U.S Federal Election Commission May Allow Foreign Born Muslim to Run for President

The United States Federal Election Commission is showing signs that it might allow a Guyana-born American citizen to file papers and raise money to run for president of the United States.

The agency released two draft advisory opinions Friday that could permit New York lawyer Abdul Hassan to go through the initial steps to run for president. But the FEC’s pending decision won’t be the last word on the constitutional issue of whether someone born outside the United States can be president.

Hassan was born in the South American country in 1974, and he asked the FEC in July whether he could raise funds as a candidate for president.

The request put the FEC in the rare role of deciding a large constitutional issue that has only a few intersections with campaign finance law. The two commonly held constitutional requirements to run for president are that the candidate be 35 years or older and be a “natural born citizen.”

The agency quickly signaled that it would decide the technicalities of filing requirements while leaving the broader issue of who can run for president to the judicial branch. In an email to Hassan on July 18, the FEC stated that he understood “that although the Commission can respond to the questions asked in [his] advisory opinion, the Commission cannot make any determination as to whether [Hassan] can, as a naturalized citizen, serve as President.”

Both advisory opinions answer three of Hassan’s four questions in a similar way. They state that Hassan could be a candidate, may solicit funds and would be required to file disclosure reports. But the two opinions differ on whether he may receive federal matching funds.

The first draft states that Hassan would not be allowed to receive matching funds because “the United States Constitution provides that ‘no Person except a natural born Citizen, or a Citizen of the United States, at the time of the Adoption of this Constitution, shall be eligible to the Office of President.’”

The second draft ducks the issue, stating that the “Commission expresses no opinion regarding this question” because it is a “hypothetical.”

The FEC is slated to discuss and possibly vote on the draft opinions at an open meeting Thursday. Four of the six commissioners must support an opinion for it to be approved.

Hassan told Roll Call that he has almost no political background but is a “political junkie” with various legislative ideas.

“I follow politics closely, but I have never held elected office,” he said. “I would admit that I am not well-known, and I would admit that my chances of winning are not as good as other candidates. That’s obvious.”

Although Hassan said he sees the far-reaching implications of his FEC request for future candidates, he said he did not make his request as a response to long-refuted claims that President Barack Obama was not born in America.

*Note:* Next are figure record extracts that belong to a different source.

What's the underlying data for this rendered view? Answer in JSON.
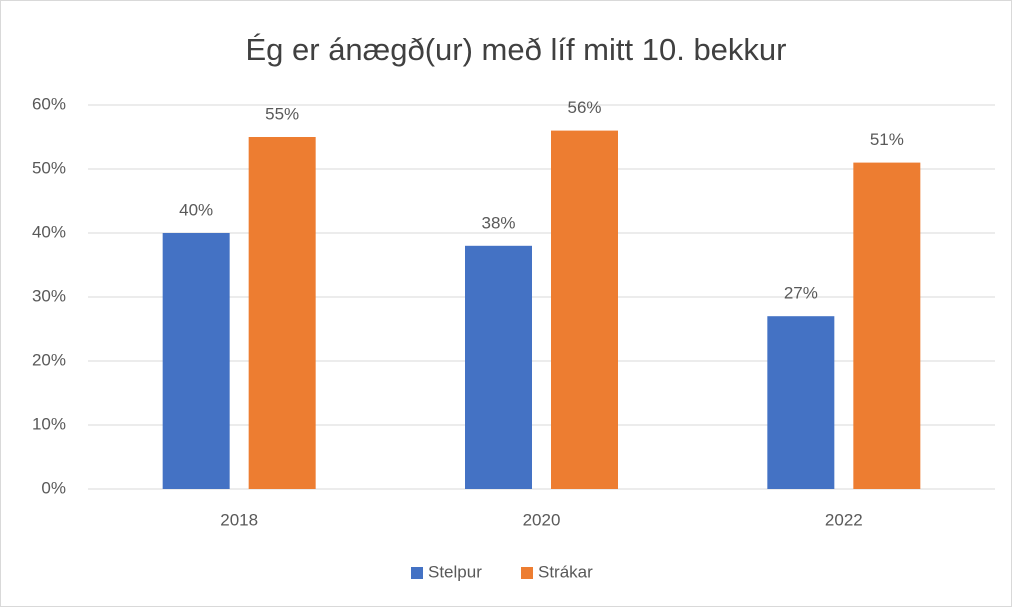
{
  "chart_data": {
    "type": "bar",
    "title": "Ég er ánægð(ur) með líf mitt 10. bekkur",
    "categories": [
      "2018",
      "2020",
      "2022"
    ],
    "series": [
      {
        "name": "Stelpur",
        "color": "#4472c4",
        "values": [
          40,
          38,
          27
        ],
        "value_labels": [
          "40%",
          "38%",
          "27%"
        ]
      },
      {
        "name": "Strákar",
        "color": "#ed7d31",
        "values": [
          55,
          56,
          51
        ],
        "value_labels": [
          "55%",
          "56%",
          "51%"
        ]
      }
    ],
    "ylim": [
      0,
      60
    ],
    "yticks": [
      {
        "value": 0,
        "label": "0%"
      },
      {
        "value": 10,
        "label": "10%"
      },
      {
        "value": 20,
        "label": "20%"
      },
      {
        "value": 30,
        "label": "30%"
      },
      {
        "value": 40,
        "label": "40%"
      },
      {
        "value": 50,
        "label": "50%"
      },
      {
        "value": 60,
        "label": "60%"
      }
    ],
    "grid": true,
    "legend": "bottom"
  }
}
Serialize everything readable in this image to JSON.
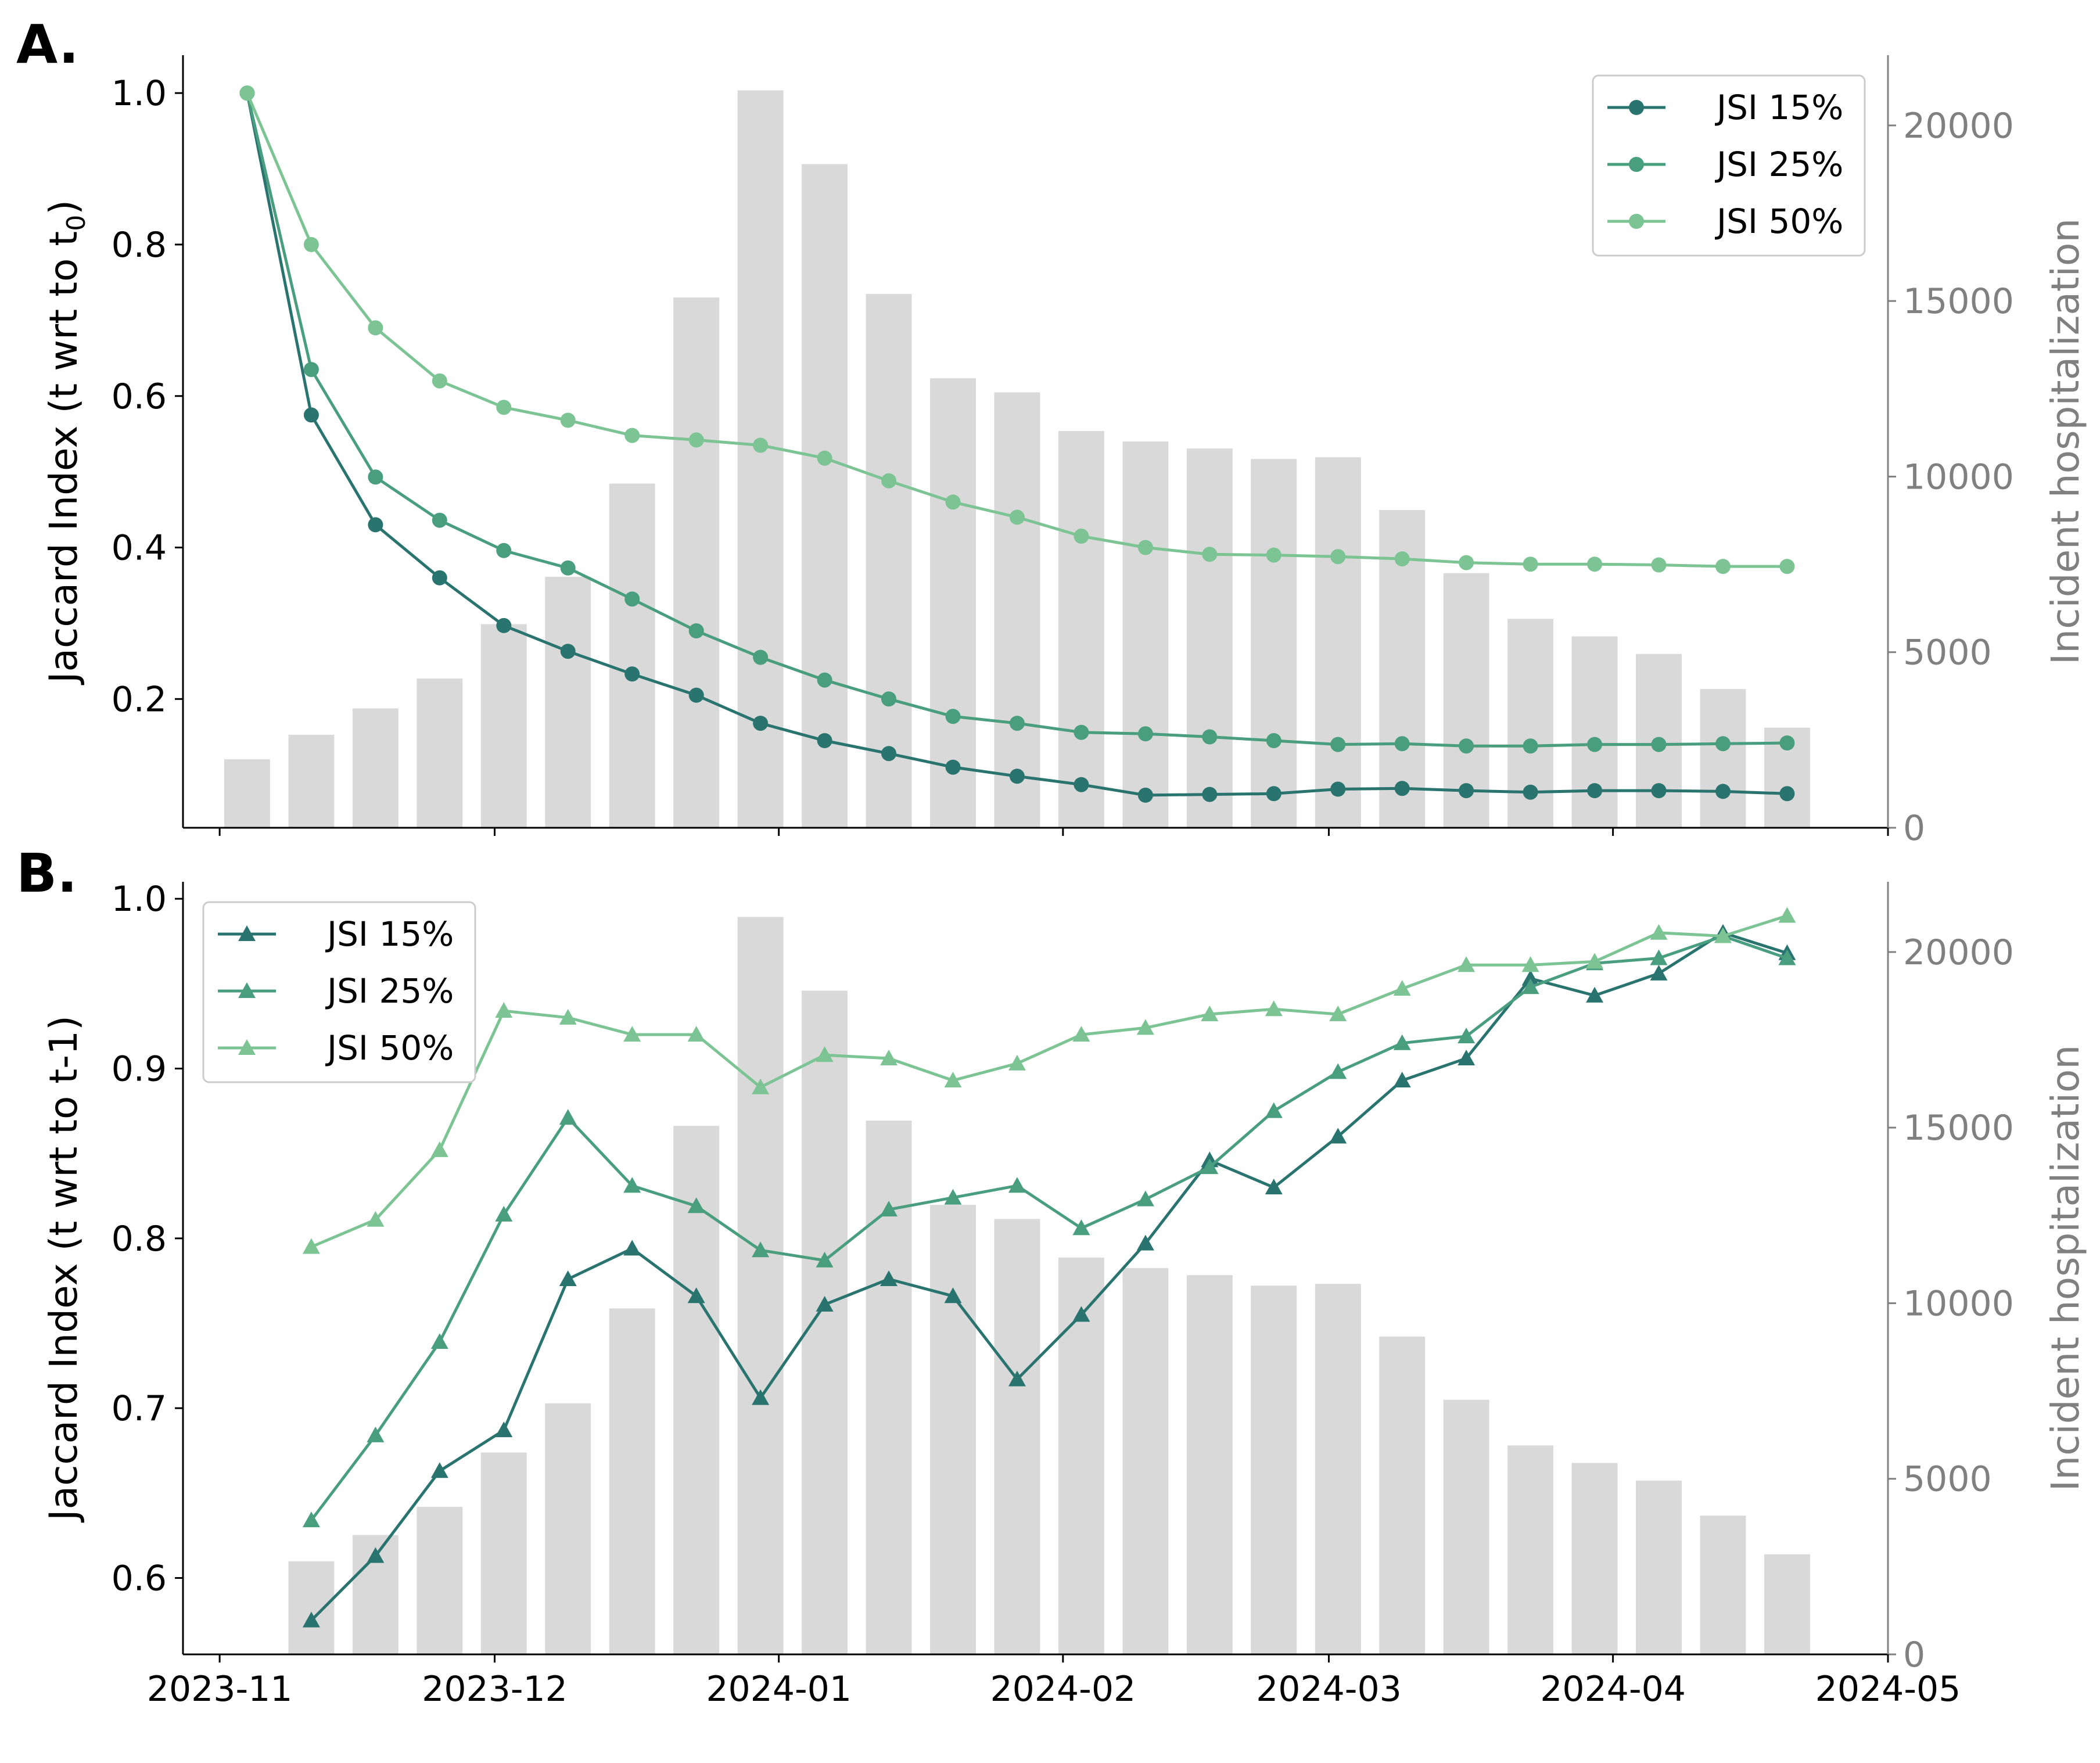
{
  "chart_data": [
    {
      "panel_label": "A.",
      "type": "line",
      "ylabel": "Jaccard Index (t wrt to t",
      "ylabel_sub": "0",
      "ylabel_end": ")",
      "y2label": "Incident hospitalization",
      "ylim": [
        0.03,
        1.05
      ],
      "y2lim": [
        0,
        22000
      ],
      "xlim": [
        "2023-10-28",
        "2024-05-01"
      ],
      "yticks": [
        0.2,
        0.4,
        0.6,
        0.8,
        1.0
      ],
      "y2ticks": [
        0,
        5000,
        10000,
        15000,
        20000
      ],
      "legend_position": "top-right",
      "bars": {
        "dates": [
          "2023-11-04",
          "2023-11-11",
          "2023-11-18",
          "2023-11-25",
          "2023-12-02",
          "2023-12-09",
          "2023-12-16",
          "2023-12-23",
          "2023-12-30",
          "2024-01-06",
          "2024-01-13",
          "2024-01-20",
          "2024-01-27",
          "2024-02-03",
          "2024-02-10",
          "2024-02-17",
          "2024-02-24",
          "2024-03-02",
          "2024-03-09",
          "2024-03-16",
          "2024-03-23",
          "2024-03-30",
          "2024-04-06",
          "2024-04-13",
          "2024-04-20"
        ],
        "values": [
          1950,
          2650,
          3400,
          4250,
          5800,
          7150,
          9800,
          15100,
          21000,
          18900,
          15200,
          12800,
          12400,
          11300,
          11000,
          10800,
          10500,
          10550,
          9050,
          7250,
          5950,
          5450,
          4950,
          3950,
          2850
        ]
      },
      "x_dates": [
        "2023-11-04",
        "2023-11-11",
        "2023-11-18",
        "2023-11-25",
        "2023-12-02",
        "2023-12-09",
        "2023-12-16",
        "2023-12-23",
        "2023-12-30",
        "2024-01-06",
        "2024-01-13",
        "2024-01-20",
        "2024-01-27",
        "2024-02-03",
        "2024-02-10",
        "2024-02-17",
        "2024-02-24",
        "2024-03-02",
        "2024-03-09",
        "2024-03-16",
        "2024-03-23",
        "2024-03-30",
        "2024-04-06",
        "2024-04-13",
        "2024-04-20"
      ],
      "series": [
        {
          "name": "JSI 15%",
          "color": "#2a7470",
          "values": [
            1.0,
            0.575,
            0.43,
            0.36,
            0.297,
            0.263,
            0.233,
            0.205,
            0.168,
            0.145,
            0.128,
            0.11,
            0.098,
            0.087,
            0.073,
            0.074,
            0.075,
            0.081,
            0.082,
            0.079,
            0.077,
            0.079,
            0.079,
            0.078,
            0.075
          ]
        },
        {
          "name": "JSI 25%",
          "color": "#4a9e80",
          "values": [
            1.0,
            0.635,
            0.493,
            0.436,
            0.396,
            0.373,
            0.332,
            0.29,
            0.255,
            0.225,
            0.2,
            0.177,
            0.168,
            0.156,
            0.154,
            0.15,
            0.145,
            0.14,
            0.141,
            0.138,
            0.138,
            0.14,
            0.14,
            0.141,
            0.142
          ]
        },
        {
          "name": "JSI 50%",
          "color": "#7cc493",
          "values": [
            1.0,
            0.8,
            0.69,
            0.62,
            0.585,
            0.568,
            0.548,
            0.542,
            0.535,
            0.518,
            0.488,
            0.46,
            0.44,
            0.415,
            0.4,
            0.391,
            0.39,
            0.388,
            0.385,
            0.38,
            0.378,
            0.378,
            0.377,
            0.375,
            0.375
          ]
        }
      ]
    },
    {
      "panel_label": "B.",
      "type": "line",
      "ylabel": "Jaccard Index (t wrt to t-1)",
      "y2label": "Incident hospitalization",
      "ylim": [
        0.555,
        1.01
      ],
      "y2lim": [
        0,
        22000
      ],
      "xlim": [
        "2023-10-28",
        "2024-05-01"
      ],
      "yticks": [
        0.6,
        0.7,
        0.8,
        0.9,
        1.0
      ],
      "y2ticks": [
        0,
        5000,
        10000,
        15000,
        20000
      ],
      "xticks": [
        "2023-11",
        "2023-12",
        "2024-01",
        "2024-02",
        "2024-03",
        "2024-04",
        "2024-05"
      ],
      "legend_position": "top-left",
      "bars": {
        "dates": [
          "2023-11-11",
          "2023-11-18",
          "2023-11-25",
          "2023-12-02",
          "2023-12-09",
          "2023-12-16",
          "2023-12-23",
          "2023-12-30",
          "2024-01-06",
          "2024-01-13",
          "2024-01-20",
          "2024-01-27",
          "2024-02-03",
          "2024-02-10",
          "2024-02-17",
          "2024-02-24",
          "2024-03-02",
          "2024-03-09",
          "2024-03-16",
          "2024-03-23",
          "2024-03-30",
          "2024-04-06",
          "2024-04-13",
          "2024-04-20"
        ],
        "values": [
          2650,
          3400,
          4200,
          5750,
          7150,
          9850,
          15050,
          21000,
          18900,
          15200,
          12800,
          12400,
          11300,
          11000,
          10800,
          10500,
          10550,
          9050,
          7250,
          5950,
          5450,
          4950,
          3950,
          2850
        ]
      },
      "x_dates": [
        "2023-11-11",
        "2023-11-18",
        "2023-11-25",
        "2023-12-02",
        "2023-12-09",
        "2023-12-16",
        "2023-12-23",
        "2023-12-30",
        "2024-01-06",
        "2024-01-13",
        "2024-01-20",
        "2024-01-27",
        "2024-02-03",
        "2024-02-10",
        "2024-02-17",
        "2024-02-24",
        "2024-03-02",
        "2024-03-09",
        "2024-03-16",
        "2024-03-23",
        "2024-03-30",
        "2024-04-06",
        "2024-04-13",
        "2024-04-20"
      ],
      "series": [
        {
          "name": "JSI 15%",
          "color": "#2a7470",
          "values": [
            0.575,
            0.613,
            0.663,
            0.687,
            0.776,
            0.794,
            0.766,
            0.706,
            0.761,
            0.776,
            0.766,
            0.717,
            0.755,
            0.797,
            0.846,
            0.83,
            0.86,
            0.893,
            0.906,
            0.953,
            0.943,
            0.956,
            0.98,
            0.968
          ]
        },
        {
          "name": "JSI 25%",
          "color": "#4a9e80",
          "values": [
            0.634,
            0.684,
            0.739,
            0.814,
            0.871,
            0.831,
            0.819,
            0.793,
            0.787,
            0.817,
            0.824,
            0.831,
            0.806,
            0.823,
            0.842,
            0.875,
            0.898,
            0.915,
            0.919,
            0.948,
            0.962,
            0.965,
            0.978,
            0.965
          ]
        },
        {
          "name": "JSI 50%",
          "color": "#7cc493",
          "values": [
            0.795,
            0.811,
            0.852,
            0.934,
            0.93,
            0.92,
            0.92,
            0.889,
            0.908,
            0.906,
            0.893,
            0.903,
            0.92,
            0.924,
            0.932,
            0.935,
            0.932,
            0.947,
            0.961,
            0.961,
            0.963,
            0.98,
            0.978,
            0.99
          ]
        }
      ]
    }
  ]
}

“I wasn’t even thinking about the birthers, though I am ideologically opposed to people on the birther side of the argument,” he said.

Hassan had posed four questions to the commission.

1) As a naturalized American citizen, will Mr. Hassan be considered a “candidate ” or “person ” running for President under the Act?

2) As a naturalized American citizen, is Mr. Hassan eligible to receive presidential matching funds under the Presidential Primary Matching Payment Account Act?

3) As a naturalized American citizen, will Mr. Hassan violate 2 U.S.C. 44Ih(b) if he solicits and receives contributions for his presidential campaign?

4) Is Mr. Hassan required to comply with the Act’s provisions regarding expenditures, contributions, record keeping, and reporting?

Why Hassan is pressing this issue, with full knowledge that he will not win the election and even if he did, could not be president is not immediately clear. It could be the slippery-slope approach that liberals take when attempting to erode the power of the Constitution. Before long, the FEC may be questioning the definition of “natural-born” or “citizen”. It would only take a single challenge to his candidacy to open a legal case that would ultimately end up in the Supreme Court.

This is not the first attempt to circumvent the natural-born citizen requirement to be president. More than 20 amendments to the Constitution have been proposed to change the requirement. Perhaps the most famous being one that was intended to allow Henry Kissinger to serve as President.